Dès l’âge de 13 ans, il rentre au couvent de Voghera, au sud-ouest de Milan dans lequel il ne restera qu’un an pour raison de santé. Il est ensuite élevé par un prêtre Italien, Saint Jean Bosco au Valdocco à Turin entre 1886 et 1889.  

A 17 ans, il part pour le séminaire de Tortona où il passe beaucoup de temps à aider les personnes dans le besoin. Il était membre de la Société de secours mutuel de San Marziano.

A seulement 20 ans, il fonde le 3 juillet 1892 à Tortona le premier patronage (aide de l’éducation chrétienne, pour garçon) et un an plus tard, le 15 octobre 1893, il ouvre un collège pour les garçons défavorisés.

Statue représentant Saint Louis Orione en prière.

Une vie basée sur le don de soi

La charité était le maître mot de Luigi Orione, il a passé sa vie à être dévoué aux autres, à prier, à adorer Dieu.

Il est ordonné prêtre le 13 avril 1895 et ouvre de nombreuses maisons caritatives en Italie : à Noto, Mornico Losana, San Remo et Rome.

Un des buts de l’Eglise en 1904 est d’obtenir l’union des Eglises séparées. Saint Luigi Orione s’intéressa aux grands problèmes de son époque telle que la liberté et l’unité de l’Eglise ou l’évangélisation des masses ouvrières.

Saint Luigi Orione créé donc des associations pour les laïcs « les Dames de la Divine Providence », les « Anciens élèves » et les « Amis » qui seront ensuite transformés en « L’institut séculier Don Orione » et le « Mouvement laïc Don Orione ».

Après la première guerre mondiale il poursuit ses œuvres pour les plus souffrants et les personnes abandonnées en créant des institutions proches des grandes villes et des « nouvelles chaires » pour parler du Christ et de l’Eglise.

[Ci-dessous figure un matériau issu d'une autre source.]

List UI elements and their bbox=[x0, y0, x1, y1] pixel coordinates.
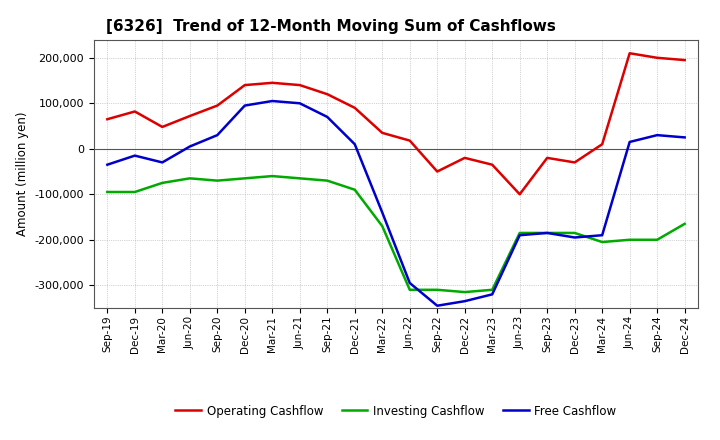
Investing Cashflow bbox=[158, 180, 166, 186]
Operating Cashflow bbox=[186, 114, 194, 119]
Investing Cashflow bbox=[103, 189, 112, 194]
Operating Cashflow bbox=[351, 105, 359, 110]
Investing Cashflow bbox=[516, 230, 524, 235]
Investing Cashflow bbox=[351, 187, 359, 192]
Free Cashflow bbox=[240, 103, 249, 108]
Free Cashflow bbox=[680, 135, 689, 140]
Operating Cashflow bbox=[488, 162, 497, 167]
Free Cashflow bbox=[405, 280, 414, 286]
Operating Cashflow bbox=[405, 138, 414, 143]
Investing Cashflow bbox=[323, 178, 332, 183]
Investing Cashflow bbox=[295, 176, 304, 181]
Operating Cashflow bbox=[460, 155, 469, 161]
Operating Cashflow bbox=[570, 160, 579, 165]
Free Cashflow bbox=[351, 142, 359, 147]
Operating Cashflow bbox=[653, 55, 662, 60]
Free Cashflow bbox=[433, 303, 441, 308]
Investing Cashflow bbox=[488, 287, 497, 293]
Investing Cashflow bbox=[626, 237, 634, 242]
Investing Cashflow bbox=[598, 239, 606, 245]
Operating Cashflow bbox=[213, 103, 222, 108]
Free Cashflow bbox=[488, 292, 497, 297]
Free Cashflow bbox=[103, 162, 112, 167]
Operating Cashflow bbox=[323, 92, 332, 97]
Line: Investing Cashflow: Investing Cashflow bbox=[107, 176, 685, 292]
Legend: Operating Cashflow, Investing Cashflow, Free Cashflow: Operating Cashflow, Investing Cashflow, … bbox=[171, 400, 621, 422]
Text: [6326]  Trend of 12-Month Moving Sum of Cashflows: [6326] Trend of 12-Month Moving Sum of C… bbox=[106, 19, 556, 34]
Free Cashflow bbox=[653, 132, 662, 138]
Free Cashflow bbox=[570, 235, 579, 240]
Free Cashflow bbox=[186, 144, 194, 149]
Investing Cashflow bbox=[460, 290, 469, 295]
Investing Cashflow bbox=[433, 287, 441, 293]
Investing Cashflow bbox=[570, 230, 579, 235]
Free Cashflow bbox=[213, 132, 222, 138]
Y-axis label: Amount (million yen): Amount (million yen) bbox=[16, 112, 29, 236]
Operating Cashflow bbox=[295, 82, 304, 88]
Free Cashflow bbox=[516, 233, 524, 238]
Operating Cashflow bbox=[516, 192, 524, 197]
Investing Cashflow bbox=[186, 176, 194, 181]
Line: Operating Cashflow: Operating Cashflow bbox=[107, 53, 685, 194]
Operating Cashflow bbox=[103, 117, 112, 122]
Investing Cashflow bbox=[543, 230, 552, 235]
Line: Free Cashflow: Free Cashflow bbox=[107, 101, 685, 306]
Free Cashflow bbox=[626, 139, 634, 145]
Operating Cashflow bbox=[543, 155, 552, 161]
Operating Cashflow bbox=[268, 80, 276, 85]
Free Cashflow bbox=[130, 153, 139, 158]
Operating Cashflow bbox=[433, 169, 441, 174]
Investing Cashflow bbox=[653, 237, 662, 242]
Free Cashflow bbox=[543, 230, 552, 235]
Investing Cashflow bbox=[405, 287, 414, 293]
Free Cashflow bbox=[460, 298, 469, 304]
Operating Cashflow bbox=[626, 51, 634, 56]
Investing Cashflow bbox=[378, 224, 387, 229]
Operating Cashflow bbox=[598, 142, 606, 147]
Free Cashflow bbox=[268, 99, 276, 104]
Operating Cashflow bbox=[130, 109, 139, 114]
Operating Cashflow bbox=[240, 82, 249, 88]
Investing Cashflow bbox=[680, 221, 689, 227]
Free Cashflow bbox=[295, 101, 304, 106]
Investing Cashflow bbox=[240, 176, 249, 181]
Free Cashflow bbox=[598, 233, 606, 238]
Investing Cashflow bbox=[213, 178, 222, 183]
Investing Cashflow bbox=[268, 173, 276, 179]
Operating Cashflow bbox=[680, 58, 689, 63]
Free Cashflow bbox=[378, 210, 387, 215]
Free Cashflow bbox=[158, 160, 166, 165]
Free Cashflow bbox=[323, 114, 332, 120]
Investing Cashflow bbox=[130, 189, 139, 194]
Operating Cashflow bbox=[158, 125, 166, 130]
Operating Cashflow bbox=[378, 130, 387, 136]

Il effectue aussi deux voyages missionnaires en Amérique latine, en Argentine, Brésil, Uruguay et au Chili. Il envoie des missionnaires dans ces pays mais également en Pologne, à Rhodes, aux Etats-Unis, en Angleterre, en Palestine et en Albanie.

Il organise tout au long de sa vie des pèlerinages, processions, crèches vivantes et de nombreuses manifestations populaires de la Foi.

En prière jusqu’à la fin de sa vie

A la fin de sa vie, il essaye de soulager les problèmes de cœur et de poumons dont il souffre, il se rend alors à la maison de San Remo même s’il disait : « Ce n’est pas entre les palmiers que je veux vivre et mourir, mais entre les pauvres qui sont Jésus-Christ ».

Il meurt entouré de ses confrères le 12 mars 1940 en disant « Jésus ! Jésus ! Je viens vers toi ».

En 1966 lors d’une exhumation le corps de Luigi Orione est retrouvé intact et le Pape Jean-Paul II l’inscrivit au livre des Bienheureux.